Rensselaer, firefighters dispute over contract negotiations

RENSSELAER, N.Y. (NEWS10) – Firefighters in Rensselaer, who have been working for two years without a contract, are demanding the city come back to the negotiation table in good faith or risk arbitration.

The firefighters union spoke to the city council Wednesday evening. Tensions are high between firefighters and the city. Both sides have been working on a new contract since 2013. But after going back-and-forth on terms – and hoping for casino revenue that won’t be coming – the talks have hit a grid lock and both sides are asking the other to relinquish first.

“It’s not there,” Rensselaer Mayor Dan Dwyer said. “Somebody give me an explanation of how in the hell we pay the bills.”

Dwyer said the city does not have the money to meet the firefighters’ union’s demands.

“We’re hurting financially,” he said. “We’re stable. We’re trying to keep it stable.”

The two sides have been back and forth on contract terms since 2013. Mark Hennessy is the union president.

“We’re not looking to break the bank by no means; just looking for a fair, equal deal,” he said.

But Hennessy said a fair deal is anything but what they’ve been given.

“Unfortunately, we seem to be getting nowhere with the city,” he said.

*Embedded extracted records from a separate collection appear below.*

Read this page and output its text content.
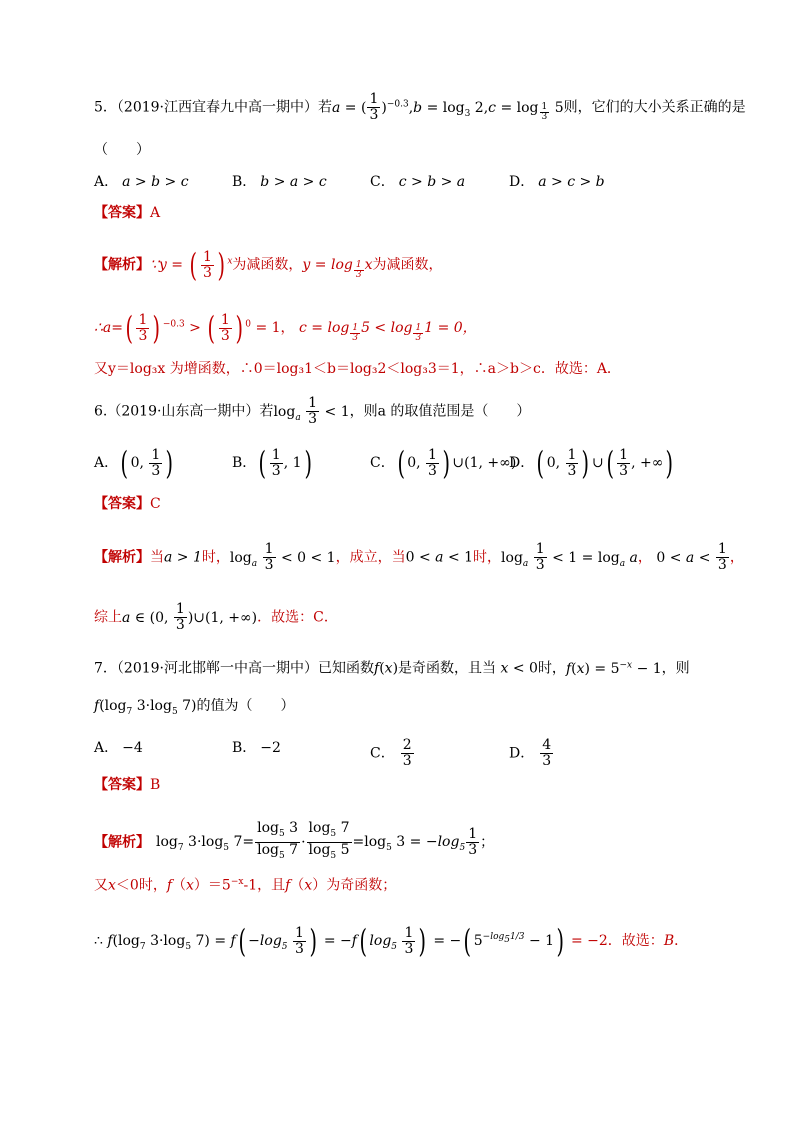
5．（2019·江西宜春九中高一期中）若a = ( $\frac{1}{3} )^{-0.3},b = \log_3 2,c = \log _{\frac{1}{3}}$ 5则，它们的大小关系正确的是
（　　）
A． a > b > c	B． b > a > c	C． c > b > a	D． a > c > b
【答案】A
【解析】∵y = ( $\frac{1}{3}$ ) $^x$为减函数，y = log $_{\frac{1}{3}}$ x为减函数，
∴a=( $\frac{1}{3}$ ) $^{-0.3}$ > ( $\frac{1}{3}$ ) $^0$ = 1， c = log $_{\frac{1}{3}}$ 5 < log $_{\frac{1}{3}}$ 1 = 0，
又y＝log₃x 为增函数，∴0＝log₃1＜b＝log₃2＜log₃3＝1，∴a＞b＞c．故选：A．
6.（2019·山东高一期中）若$\log_a \frac{1}{3} < 1$，则a 的取值范围是（　　）
A．( 0, $\frac{1}{3}$ )	B．( $\frac{1}{3}$ , 1)	C．( 0, $\frac{1}{3}$ ) ∪(1, +∞)
D．( 0, $\frac{1}{3}$ ) ∪( $\frac{1}{3}$ , +∞)
【答案】C
【解析】当a > 1时，$\log_a \frac{1}{3} < 0 < 1$，成立，当0 < a < 1时，$\log_a \frac{1}{3} < 1 = \log_a a$， $0 < a < \frac{1}{3}$ ，
综上a ∈ (0, $\frac{1}{3}$ )∪(1, +∞)．故选：C．
7．（2019·河北邯郸一中高一期中）已知函数f(x)是奇函数，且当 x < 0时，$f(x) = 5^{-x} - 1$，则
$f(\log_7$ $3\cdot\log_5$ 7)的值为（　　）
A． −4	B． −2	C． $\frac{2}{3}$	D． $\frac{4}{3}$
【答案】B
【解析】 $\log_7 3\cdot\log_5$ $7= \frac{\log_5 3}{\log_5 7} \cdot \frac{\log_5 7}{\log_5 5} =\log_5$ $3 = -\log_5 \frac{1}{3}$ ；
又x＜0时，$f(x)=5^{-x}-1$，且f（x）为奇函数；
∴ $f(\log_7$ $3\cdot\log_5$ $7) = f( -\log_5 \frac{1}{3}$ ) = −f( $\log_5 \frac{1}{3}$ ) = −( $5^{-log_51/3} - 1) = -2$．故选：B．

Dwyer said the union originally wanted a five percent increase each year for four years.

“The cost factor was enormous,” he said.

To meet those demands, Dwyer said taxes would have gone up over six percent, but the city is capped at a two percent tax rate increase.

“We can’t afford it,” Dwyer said. “It’s a matter of dollars and cents.”

Dwyer said the city countered with a 1.5 percent increase, but Hennessy said the city has backed further away from that to zero.

“Kept progressing away from their original offers,” he said.

The city has also looked at abolishing four positions that were created and paid for by a grant that lasted three years.

“We don’t want to lose four guys,” Hennessy said. “We’re understaffed as it is.”

Hennessy said the union is upset with the staff cutting proposal as the city has been creating new positions at city hall.

“They have no money, they have no money, but they continue to hire at city hall,” Hennessy said.

A new controller and human resources director were among the new hires, and Dwyer said they’re needed to run the city. But City Council President Brian Stall said those positions could be revisited.

“It’s a possibility, yes,” he said.

Stall said finding common ground between both sides might take new people meeting at the table.

“Somewhere, usually in between there, the truth does lie,” he said.

Stall, Dwyer and Hennessy said they want to continue to meet, but no new dates have been set. If a deal is not reached soon, the union said it will go to arbitration.